Researchers from Bonn University, along with colleagues from America, have published a world map with a strategy to fight famine, reports the German website Proplanta.de. This map describes the regional measures that are particularly useful for ensuring a sustainable food supply.

At the moment, worldly food production is not doing as well as it could: one billion people go to bed hungry every night. At the same time the agricultural sector contributes enormously to the environmental problem, for example through greenhouse gas emissions, eutrophication, and water issues. These problems will only get worse as time goes on - by 2050 the world population will increase by 2 billion people.

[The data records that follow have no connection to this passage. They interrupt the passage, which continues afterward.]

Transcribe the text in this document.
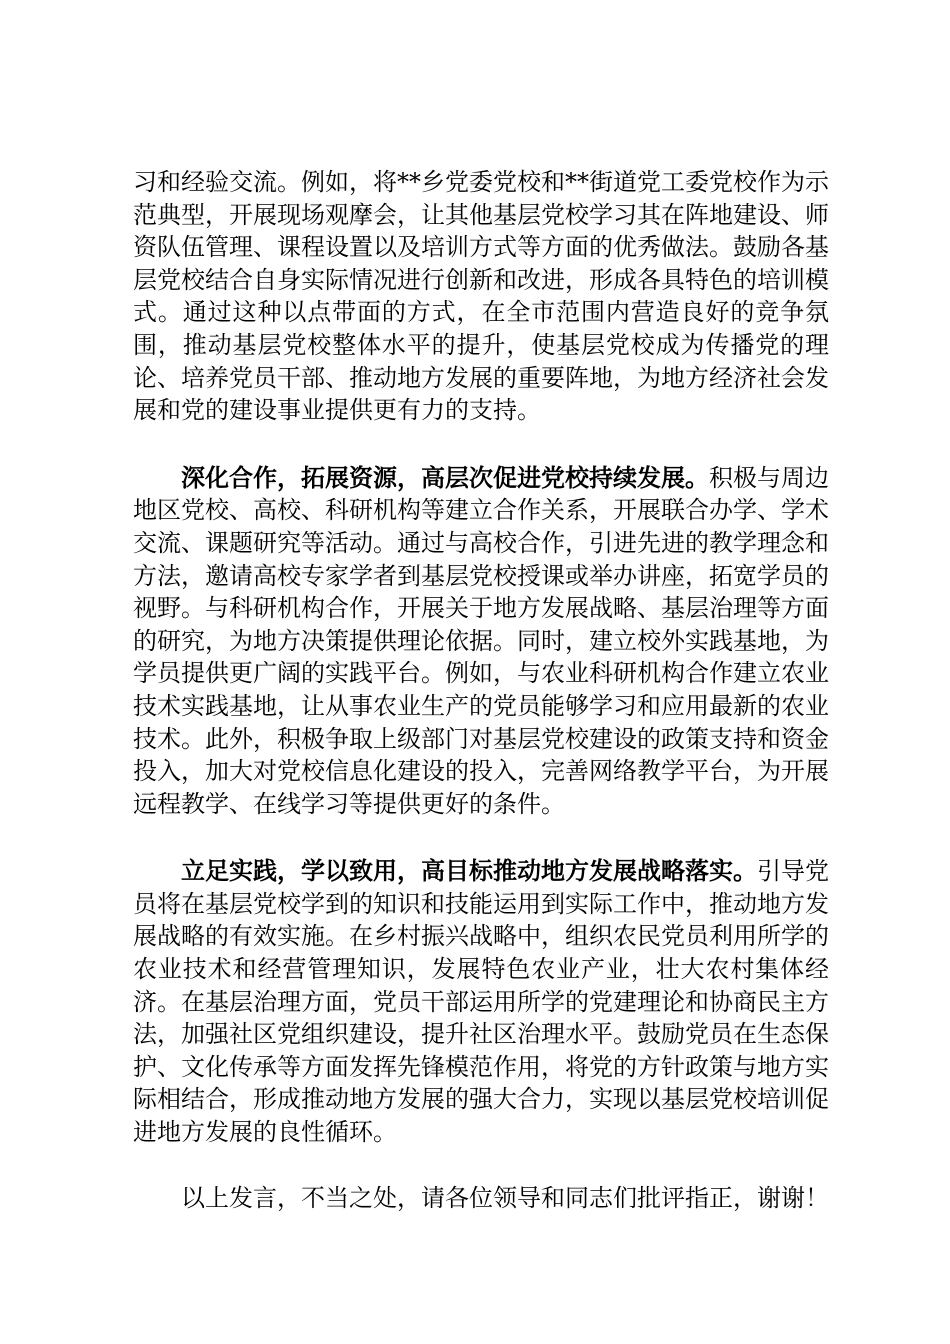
习和经验交流。例如，将**乡党委党校和**街道党工委党校作为示范典型，开展现场观摩会，让其他基层党校学习其在阵地建设、师资队伍管理、课程设置以及培训方式等方面的优秀做法。鼓励各基层党校结合自身实际情况进行创新和改进，形成各具特色的培训模式。通过这种以点带面的方式，在全市范围内营造良好的竞争氛围，推动基层党校整体水平的提升，使基层党校成为传播党的理论、培养党员干部、推动地方发展的重要阵地，为地方经济社会发展和党的建设事业提供更有力的支持。

深化合作，拓展资源，高层次促进党校持续发展。积极与周边地区党校、高校、科研机构等建立合作关系，开展联合办学、学术交流、课题研究等活动。通过与高校合作，引进先进的教学理念和方法，邀请高校专家学者到基层党校授课或举办讲座，拓宽学员的视野。与科研机构合作，开展关于地方发展战略、基层治理等方面的研究，为地方决策提供理论依据。同时，建立校外实践基地，为学员提供更广阔的实践平台。例如，与农业科研机构合作建立农业技术实践基地，让从事农业生产的党员能够学习和应用最新的农业技术。此外，积极争取上级部门对基层党校建设的政策支持和资金投入，加大对党校信息化建设的投入，完善网络教学平台，为开展远程教学、在线学习等提供更好的条件。

立足实践，学以致用，高目标推动地方发展战略落实。引导党员将在基层党校学到的知识和技能运用到实际工作中，推动地方发展战略的有效实施。在乡村振兴战略中，组织农民党员利用所学的农业技术和经营管理知识，发展特色农业产业，壮大农村集体经济。在基层治理方面，党员干部运用所学的党建理论和协商民主方法，加强社区党组织建设，提升社区治理水平。鼓励党员在生态保护、文化传承等方面发挥先锋模范作用，将党的方针政策与地方实际相结合，形成推动地方发展的强大合力，实现以基层党校培训促进地方发展的良性循环。

以上发言，不当之处，请各位领导和同志们批评指正，谢谢！
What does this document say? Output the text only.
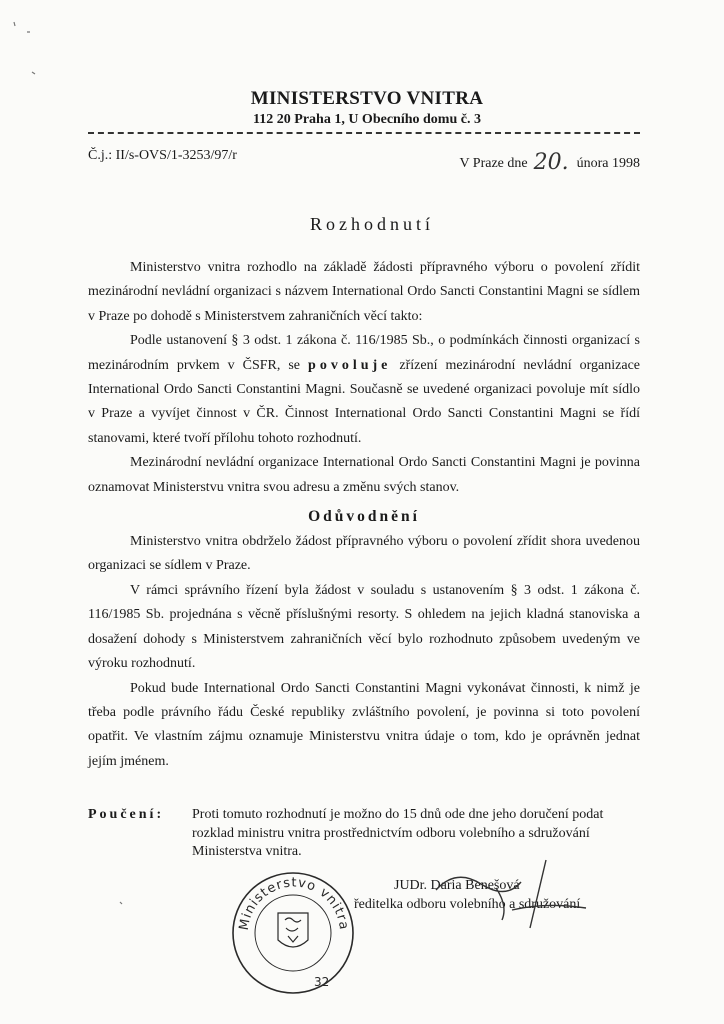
MINISTERSTVO VNITRA
112 20 Praha 1, U Obecního domu č. 3
Č.j.: II/s-OVS/1-3253/97/r
V Praze dne 20. února 1998
Rozhodnutí

Ministerstvo vnitra rozhodlo na základě žádosti přípravného výboru o povolení zřídit mezinárodní nevládní organizaci s názvem International Ordo Sancti Constantini Magni se sídlem v Praze po dohodě s Ministerstvem zahraničních věcí takto:

Podle ustanovení § 3 odst. 1 zákona č. 116/1985 Sb., o podmínkách činnosti organizací s mezinárodním prvkem v ČSFR, se povoluje zřízení mezinárodní nevládní organizace International Ordo Sancti Constantini Magni. Současně se uvedené organizaci povoluje mít sídlo v Praze a vyvíjet činnost v ČR. Činnost International Ordo Sancti Constantini Magni se řídí stanovami, které tvoří přílohu tohoto rozhodnutí.

Mezinárodní nevládní organizace International Ordo Sancti Constantini Magni je povinna oznamovat Ministerstvu vnitra svou adresu a změnu svých stanov.

Odůvodnění

Ministerstvo vnitra obdrželo žádost přípravného výboru o povolení zřídit shora uvedenou organizaci se sídlem v Praze.

V rámci správního řízení byla žádost v souladu s ustanovením § 3 odst. 1 zákona č. 116/1985 Sb. projednána s věcně příslušnými resorty. S ohledem na jejich kladná stanoviska a dosažení dohody s Ministerstvem zahraničních věcí bylo rozhodnuto způsobem uvedeným ve výroku rozhodnutí.

Pokud bude International Ordo Sancti Constantini Magni vykonávat činnosti, k nimž je třeba podle právního řádu České republiky zvláštního povolení, je povinna si toto povolení opatřit. Ve vlastním zájmu oznamuje Ministerstvu vnitra údaje o tom, kdo je oprávněn jednat jejím jménem.

Poučení: Proti tomuto rozhodnutí je možno do 15 dnů ode dne jeho doručení podat rozklad ministru vnitra prostřednictvím odboru volebního a sdružování Ministerstva vnitra.
JUDr. Daria Benešová
ředitelka odboru volebního a sdružování
Ministerstvo vnitra
32
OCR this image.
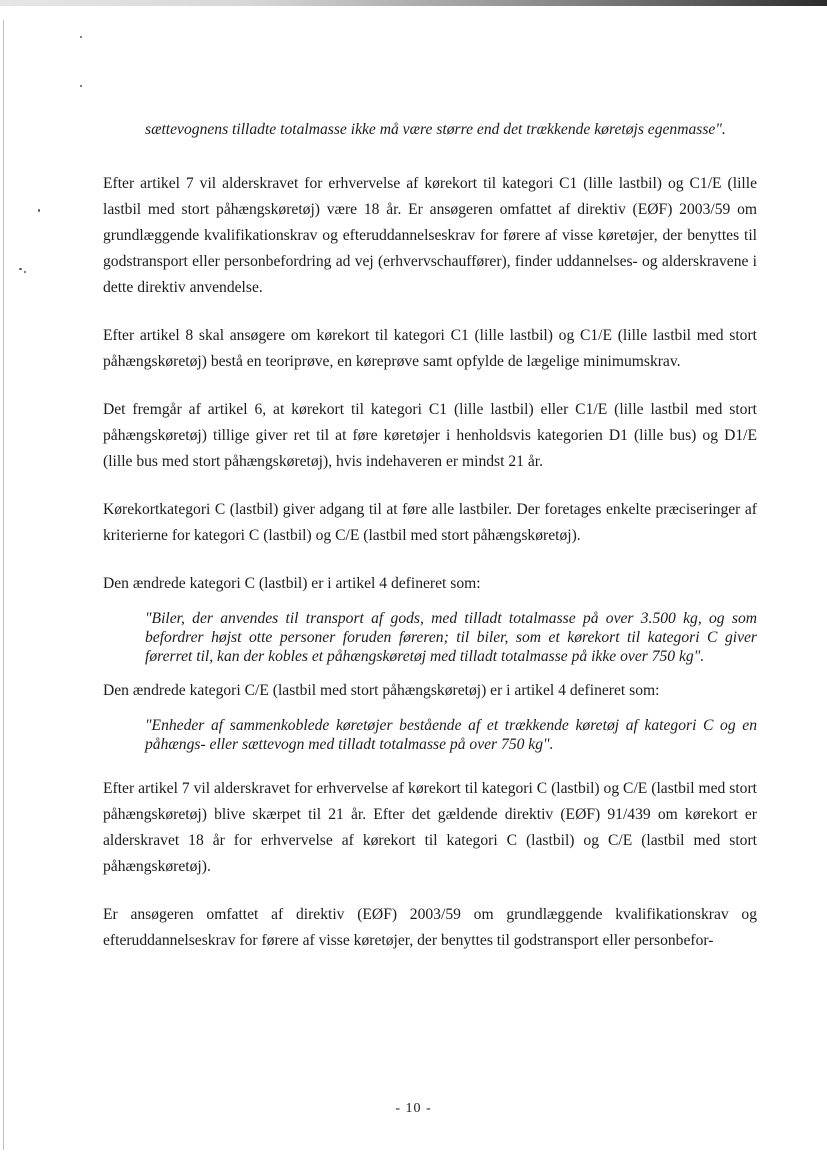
sættevognens tilladte totalmasse ikke må være større end det trækkende køretøjs egenmasse".

Efter artikel 7 vil alderskravet for erhvervelse af kørekort til kategori C1 (lille lastbil) og C1/E (lille lastbil med stort påhængskøretøj) være 18 år. Er ansøgeren omfattet af direktiv (EØF) 2003/59 om grundlæggende kvalifikationskrav og efteruddannelseskrav for førere af visse køretøjer, der benyttes til godstransport eller personbefordring ad vej (erhvervschauffører), finder uddannelses- og alderskravene i dette direktiv anvendelse.

Efter artikel 8 skal ansøgere om kørekort til kategori C1 (lille lastbil) og C1/E (lille lastbil med stort påhængskøretøj) bestå en teoriprøve, en køreprøve samt opfylde de lægelige minimumskrav.

Det fremgår af artikel 6, at kørekort til kategori C1 (lille lastbil) eller C1/E (lille lastbil med stort påhængskøretøj) tillige giver ret til at føre køretøjer i henholdsvis kategorien D1 (lille bus) og D1/E (lille bus med stort påhængskøretøj), hvis indehaveren er mindst 21 år.

Kørekortkategori C (lastbil) giver adgang til at føre alle lastbiler. Der foretages enkelte præciseringer af kriterierne for kategori C (lastbil) og C/E (lastbil med stort påhængskøretøj).

Den ændrede kategori C (lastbil) er i artikel 4 defineret som:

"Biler, der anvendes til transport af gods, med tilladt totalmasse på over 3.500 kg, og som befordrer højst otte personer foruden føreren; til biler, som et kørekort til kategori C giver førerret til, kan der kobles et påhængskøretøj med tilladt totalmasse på ikke over 750 kg".

Den ændrede kategori C/E (lastbil med stort påhængskøretøj) er i artikel 4 defineret som:

"Enheder af sammenkoblede køretøjer bestående af et trækkende køretøj af kategori C og en påhængs- eller sættevogn med tilladt totalmasse på over 750 kg".

Efter artikel 7 vil alderskravet for erhvervelse af kørekort til kategori C (lastbil) og C/E (lastbil med stort påhængskøretøj) blive skærpet til 21 år. Efter det gældende direktiv (EØF) 91/439 om kørekort er alderskravet 18 år for erhvervelse af kørekort til kategori C (lastbil) og C/E (lastbil med stort påhængskøretøj).

Er ansøgeren omfattet af direktiv (EØF) 2003/59 om grundlæggende kvalifikationskrav og efteruddannelseskrav for førere af visse køretøjer, der benyttes til godstransport eller personbefor-

- 10 -
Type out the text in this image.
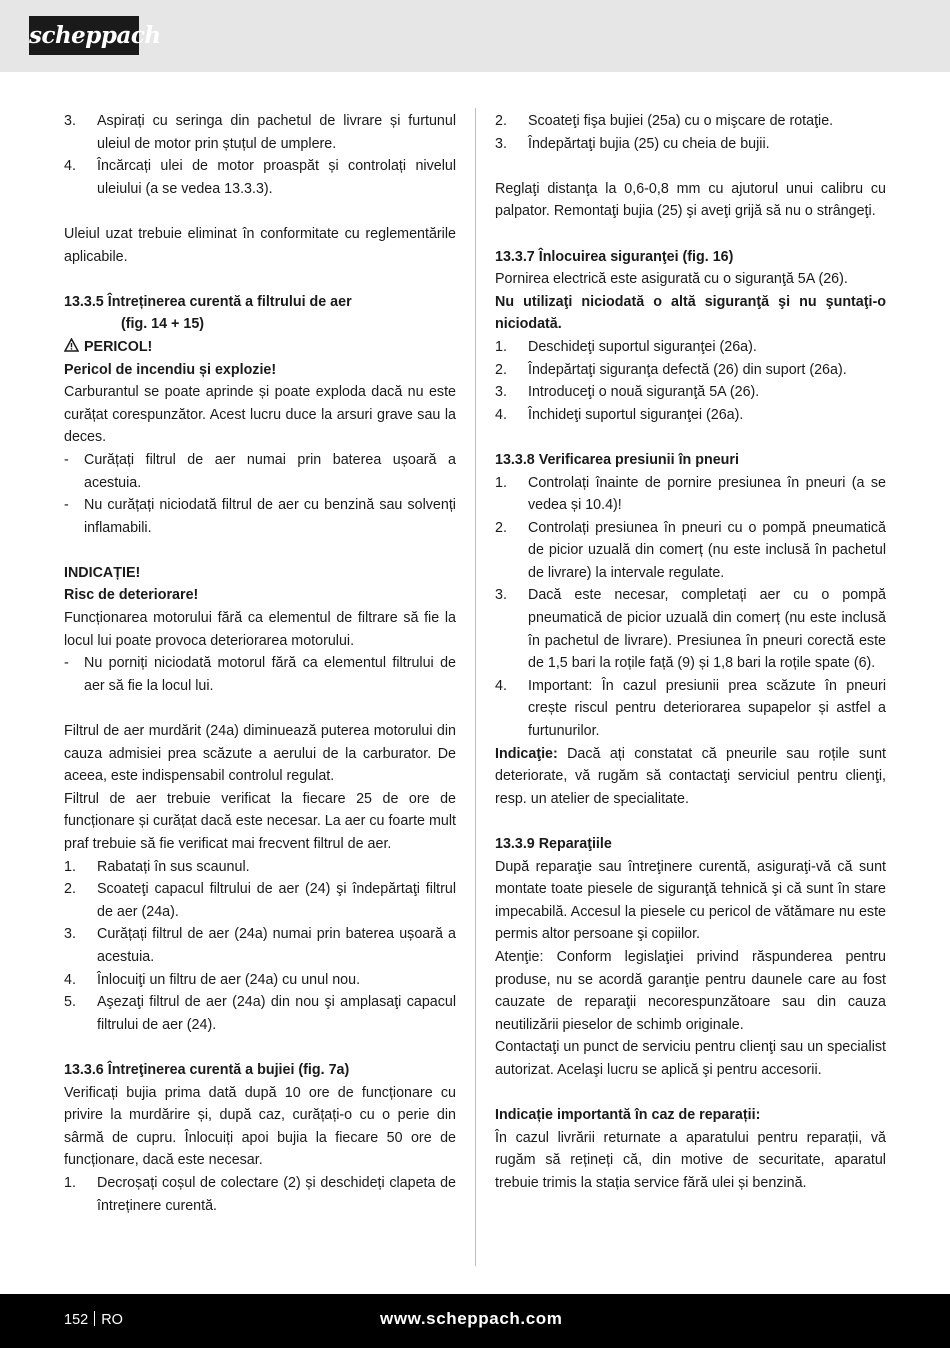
scheppach
3. Aspirați cu seringa din pachetul de livrare și furtunul uleiul de motor prin ștuțul de umplere.
4. Încărcați ulei de motor proaspăt și controlați nivelul uleiului (a se vedea 13.3.3).

Uleiul uzat trebuie eliminat în conformitate cu reglementările aplicabile.

13.3.5 Întreținerea curentă a filtrului de aer

(fig. 14 + 15)

PERICOL!

Pericol de incendiu și explozie!

Carburantul se poate aprinde și poate exploda dacă nu este curățat corespunzător. Acest lucru duce la arsuri grave sau la deces.

- Curățați filtrul de aer numai prin baterea ușoară a acestuia.
- Nu curățați niciodată filtrul de aer cu benzină sau solvenți inflamabili.

INDICAȚIE!

Risc de deteriorare!

Funcționarea motorului fără ca elementul de filtrare să fie la locul lui poate provoca deteriorarea motorului.

- Nu porniți niciodată motorul fără ca elementul filtrului de aer să fie la locul lui.

Filtrul de aer murdărit (24a) diminuează puterea motorului din cauza admisiei prea scăzute a aerului de la carburator. De aceea, este indispensabil controlul regulat.

Filtrul de aer trebuie verificat la fiecare 25 de ore de funcționare și curățat dacă este necesar. La aer cu foarte mult praf trebuie să fie verificat mai frecvent filtrul de aer.

1. Rabatați în sus scaunul.
2. Scoateţi capacul filtrului de aer (24) şi îndepărtaţi filtrul de aer (24a).
3. Curățați filtrul de aer (24a) numai prin baterea ușoară a acestuia.
4. Înlocuiţi un filtru de aer (24a) cu unul nou.
5. Aşezaţi filtrul de aer (24a) din nou şi amplasaţi capacul filtrului de aer (24).

13.3.6 Întreţinerea curentă a bujiei (fig. 7a)

Verificați bujia prima dată după 10 ore de funcționare cu privire la murdărire și, după caz, curățați-o cu o perie din sârmă de cupru. Înlocuiți apoi bujia la fiecare 50 ore de funcționare, dacă este necesar.

1. Decroșați coșul de colectare (2) și deschideți clapeta de întreținere curentă.
2. Scoateţi fişa bujiei (25a) cu o mişcare de rotaţie.
3. Îndepărtaţi bujia (25) cu cheia de bujii.

Reglaţi distanţa la 0,6-0,8 mm cu ajutorul unui calibru cu palpator. Remontaţi bujia (25) şi aveţi grijă să nu o strângeţi.

13.3.7 Înlocuirea siguranţei (fig. 16)

Pornirea electrică este asigurată cu o siguranţă 5A (26).

Nu utilizaţi niciodată o altă siguranţă şi nu şuntaţi-o niciodată.

1. Deschideţi suportul siguranţei (26a).
2. Îndepărtaţi siguranţa defectă (26) din suport (26a).
3. Introduceţi o nouă siguranţă 5A (26).
4. Închideţi suportul siguranţei (26a).

13.3.8 Verificarea presiunii în pneuri

1. Controlați înainte de pornire presiunea în pneuri (a se vedea și 10.4)!
2. Controlați presiunea în pneuri cu o pompă pneumatică de picior uzuală din comerț (nu este inclusă în pachetul de livrare) la intervale regulate.
3. Dacă este necesar, completați aer cu o pompă pneumatică de picior uzuală din comerț (nu este inclusă în pachetul de livrare). Presiunea în pneuri corectă este de 1,5 bari la roțile față (9) și 1,8 bari la roțile spate (6).
4. Important: În cazul presiunii prea scăzute în pneuri crește riscul pentru deteriorarea supapelor și astfel a furtunurilor.

Indicaţie: Dacă ați constatat că pneurile sau roțile sunt deteriorate, vă rugăm să contactaţi serviciul pentru clienţi, resp. un atelier de specialitate.

13.3.9 Reparaţiile

După reparaţie sau întreţinere curentă, asiguraţi-vă că sunt montate toate piesele de siguranţă tehnică şi că sunt în stare impecabilă. Accesul la piesele cu pericol de vătămare nu este permis altor persoane şi copiilor.

Atenţie: Conform legislaţiei privind răspunderea pentru produse, nu se acordă garanţie pentru daunele care au fost cauzate de reparaţii necorespunzătoare sau din cauza neutilizării pieselor de schimb originale.

Contactaţi un punct de serviciu pentru clienţi sau un specialist autorizat. Acelaşi lucru se aplică şi pentru accesorii.

Indicație importantă în caz de reparații:

În cazul livrării returnate a aparatului pentru reparații, vă rugăm să rețineți că, din motive de securitate, aparatul trebuie trimis la stația service fără ulei și benzină.

152 RO	www.scheppach.com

Experts are convinced that the food supply can be made sustainable. In 2011 an international research team, in cooperation with Bonn University, presented five measures regarding a sustainable food supply. Now the measures are more detailed: a published article in the magazine Science shows which regions need to apply which measures in order for this idea to work.

Our goal, for example, is to increase crop yields through better cultivation methods and technology. In regions like Germany these kinds of measures would have little effect because growers in this region are already close to yielding 80 to 90 percent of the crops. What Germany is able to do is possible under current soil and climate conditions. In other parts of the world it is a different story: in some regions growers could harvest ten times as much as they are now if they were able to improve their crops.

Researches also want to make sure that rainforests are no longer being cut down to make arable land and pasture land. Brazil is at the top of this list: one third of the worldwide rainforest was lost here between 2000 and 2012. Indonesia comes in at number 2, with a loss of 17%. The effects of this include loss of biodiversity, accelerated climate change and a expansion of deserts - this would throw even more people into living with chronic hunger.